As she and Ivy sat alone for an hour in the garden after lunch, they spoke only of Washington. The visitor felt no impulse to question young Mrs. Sên. Her trained eyes had seen with their first glance in the drawing-room that all was well with Sên King-lo’s English wife. There was not a cloud the size of a baby’s palm in Ivy Sên’s horizon—or, if there were, Ivy had neither seen nor sensed it. Their friend too had seen, clearly enough, that the affection and confidence between husband and wife had endured and grown. But she had caught a look once or twice in Sên’s Chinese eyes that she had not liked. And when Ivy in her turn left Dr. Ray and King-lo alone for half an hour—not in neglect of a guest but because the English letters had come and because she knew how well they two would entertain and satisfy each other—the physician turned to Sên presently and asked him, as the quality of their mutual friendship and respect licensed her to, “Tell me, my friend, how has it worked?”
“Can’t you see?” Sên King-lo questioned for question.
“I see that your wife is perfectly happy. I see that you are beautifully satisfied in each other and that, if you and she could shut the world out and keep it shut out, all would be very well indeed with you both. But that is just what none of us can do—and perhaps have no right to attempt to do. Most of our troubles come to us from outside, I think. I believe that the vital germs of every one of them—always—are in ourselves, either in some quality of ours or in some conduct, but that it usually is the friction of cross-currents that develops them. Something troubles you, Mr. Sên. May I know? Can I help? It is the friend that asks, but it just might be possible for the doctor to help—to see the way out.”

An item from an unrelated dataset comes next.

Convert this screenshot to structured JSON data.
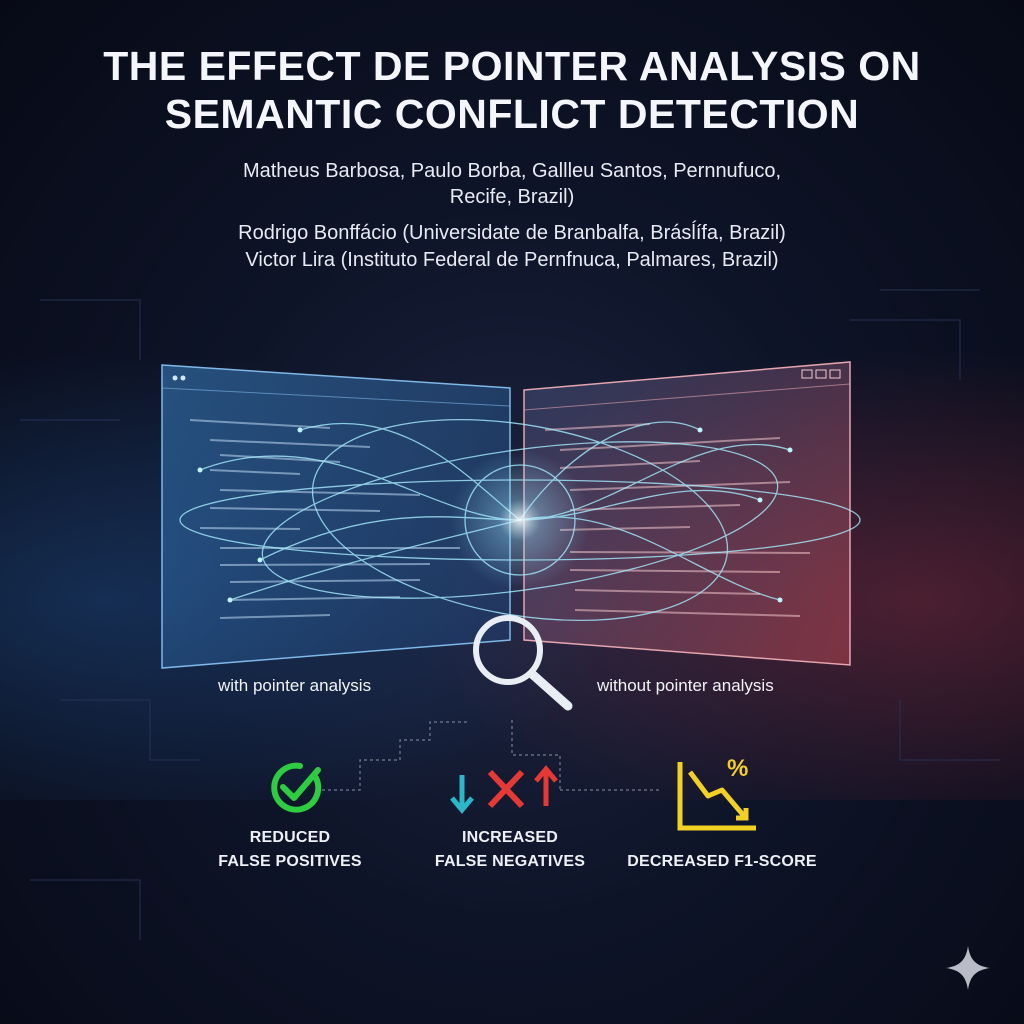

“May I smoke?” King-lo asked her, and lit his cigarette slowly. Through its slender smoke he sat and watched the bungalow garden, its bamboos and tulips and fern-trees, and Hongkong down below the twisting roadway, with its blur and huddle of Chinese homes and shops and markets, and the gaunter, though prouder, assertion of Europe’s overlordship, and the turquoise sea beyond it.
“It has worked perfectly,” he said after a time. “We have had no regret—neither of us. Ruby, I think, has not had an anxiety. I, when Ruben was coming, had my bad half-hours. A Chinese baby would have been a complication, even in London, the kindest, least censorious place on earth and the most sincerely cosmopolitan. You see a greater and a more obvious mingling—or, at least, mixture of races in many other places; Constantinople, Venice, San Francisco, and twenty others. But it is only in London—only in London of all the world—that there is genuine welcome for the strangers within the gates. But in London itself there would have been no place for a Chinese child of ours. And also, I wondered how the sight of a Chinese baby in her arms—at her breast—would affect Ruby. I have the type of Chinese face—that we Chinese have now and then—that does not bear country stamped on it too strongly. I might pass as any one of several races, two or three of them not Oriental or only remotely so, but it’s not a family trait. Every other Sên I ever saw and every other Pei-fu—my mother was a Pei-fu before her marriage—has been unmistakably, strikingly Chinese in appearance. And Ruby was used to me. She scarcely remembered, except in a hazy, detached way, that I was not English. But Nature plays many tricks, but will brook none played on her. The Mongolian is a persistent type; and such mixed marriages as ours, through some inscrutable law of Nature, seem almost sure to perpetuate, and even to emphasize, one racial type and to ignore the other.”
“Yes,” the physician murmured.
“I knew that our child might be born more Chinese than the Chinese—and I wondered if I might not see my wife shrink, even a little, from the child our love had given us. I was hideously anxious for her. And I dared not say one word, give one hint, to prepare her; help her, as that perhaps might have done, to resist an almost inevitable revulsion—to destroy it before it existed. But Nature spared us!”
“This time,” the physician thought to herself.
“When I saw how lily-fair our babe was——”
“So you quite forgave him for looking so little like your own people? I wondered, if you had, if you could, when I saw his picture just now.”